Tuesday, 27 Feb 2007 | 1:04 PM ET

If you're worried about the housing market, well, it may be even worse than you suspect. Two economists joined "Morning Call" to discuss the possibility that unseen factors may delay a recovery.

Wachovia's Chief Economist John Silvia believes that many supposed sellers throw off housing statistics by putting their homes on the block merely "to find out what's going on" --then withdrawing their home from the market after learning the hard facts of disappointing demand and prices.

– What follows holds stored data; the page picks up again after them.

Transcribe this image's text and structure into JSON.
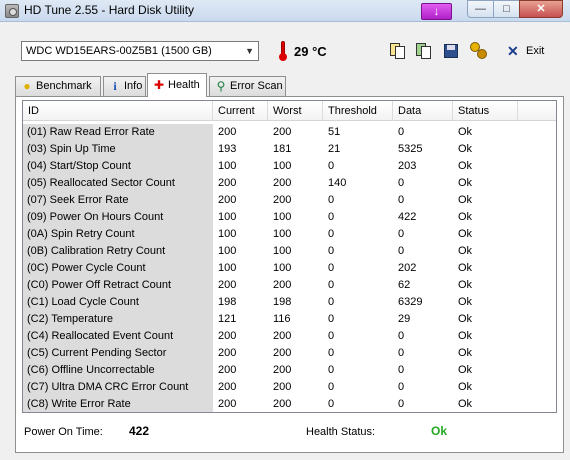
{
  "window": {
    "title": "HD Tune 2.55 - Hard Disk Utility",
    "tray_glyph": "↓",
    "minimize_glyph": "—",
    "maximize_glyph": "□",
    "close_glyph": "✕"
  },
  "toolbar": {
    "drive": "WDC WD15EARS-00Z5B1 (1500 GB)",
    "temperature": "29 °C",
    "exit_label": "Exit",
    "exit_glyph": "✕"
  },
  "tabs": [
    {
      "label": "Benchmark",
      "icon": "bulb-icon",
      "glyph": "💡"
    },
    {
      "label": "Info",
      "icon": "info-icon",
      "glyph": "i"
    },
    {
      "label": "Health",
      "icon": "red-cross-icon",
      "glyph": "✚"
    },
    {
      "label": "Error Scan",
      "icon": "magnifier-icon",
      "glyph": "🔍"
    }
  ],
  "table": {
    "columns": [
      "ID",
      "Current",
      "Worst",
      "Threshold",
      "Data",
      "Status"
    ],
    "rows": [
      [
        "(01) Raw Read Error Rate",
        "200",
        "200",
        "51",
        "0",
        "Ok"
      ],
      [
        "(03) Spin Up Time",
        "193",
        "181",
        "21",
        "5325",
        "Ok"
      ],
      [
        "(04) Start/Stop Count",
        "100",
        "100",
        "0",
        "203",
        "Ok"
      ],
      [
        "(05) Reallocated Sector Count",
        "200",
        "200",
        "140",
        "0",
        "Ok"
      ],
      [
        "(07) Seek Error Rate",
        "200",
        "200",
        "0",
        "0",
        "Ok"
      ],
      [
        "(09) Power On Hours Count",
        "100",
        "100",
        "0",
        "422",
        "Ok"
      ],
      [
        "(0A) Spin Retry Count",
        "100",
        "100",
        "0",
        "0",
        "Ok"
      ],
      [
        "(0B) Calibration Retry Count",
        "100",
        "100",
        "0",
        "0",
        "Ok"
      ],
      [
        "(0C) Power Cycle Count",
        "100",
        "100",
        "0",
        "202",
        "Ok"
      ],
      [
        "(C0) Power Off Retract Count",
        "200",
        "200",
        "0",
        "62",
        "Ok"
      ],
      [
        "(C1) Load Cycle Count",
        "198",
        "198",
        "0",
        "6329",
        "Ok"
      ],
      [
        "(C2) Temperature",
        "121",
        "116",
        "0",
        "29",
        "Ok"
      ],
      [
        "(C4) Reallocated Event Count",
        "200",
        "200",
        "0",
        "0",
        "Ok"
      ],
      [
        "(C5) Current Pending Sector",
        "200",
        "200",
        "0",
        "0",
        "Ok"
      ],
      [
        "(C6) Offline Uncorrectable",
        "200",
        "200",
        "0",
        "0",
        "Ok"
      ],
      [
        "(C7) Ultra DMA CRC Error Count",
        "200",
        "200",
        "0",
        "0",
        "Ok"
      ],
      [
        "(C8) Write Error Rate",
        "200",
        "200",
        "0",
        "0",
        "Ok"
      ]
    ]
  },
  "footer": {
    "power_on_label": "Power On Time:",
    "power_on_value": "422",
    "health_label": "Health Status:",
    "health_value": "Ok",
    "health_color": "#22aa22"
  }
}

Silvia also pointed to regulators "getting tough" on high-risk subprime lenders, adding weight to the correction in the mortgage market -- and one of several stimuli that will prolong housing's return to health.

Hidden Housing Inventory
Existing home sales are up, but they don't include the hidden housing inventory - homes taken off the market because of the downturn. John Silvia, Wachovia chief economist; Thomas Higgins, Payden & Rygel chief economist; and CNBC's Mark Haines discuss the topic.

Thomas Higgins, Payden & Rigel's chief economist, says the moribund market has "more to do with speculators" retreating, and quotes the 2006 U.S. census as showing "lots of vacant homes."

He said that the "deteriorating" subprime situation will be relatively contained, but noted the drag of "secondary impacts" from a credit crunch, including lower white-goods orders.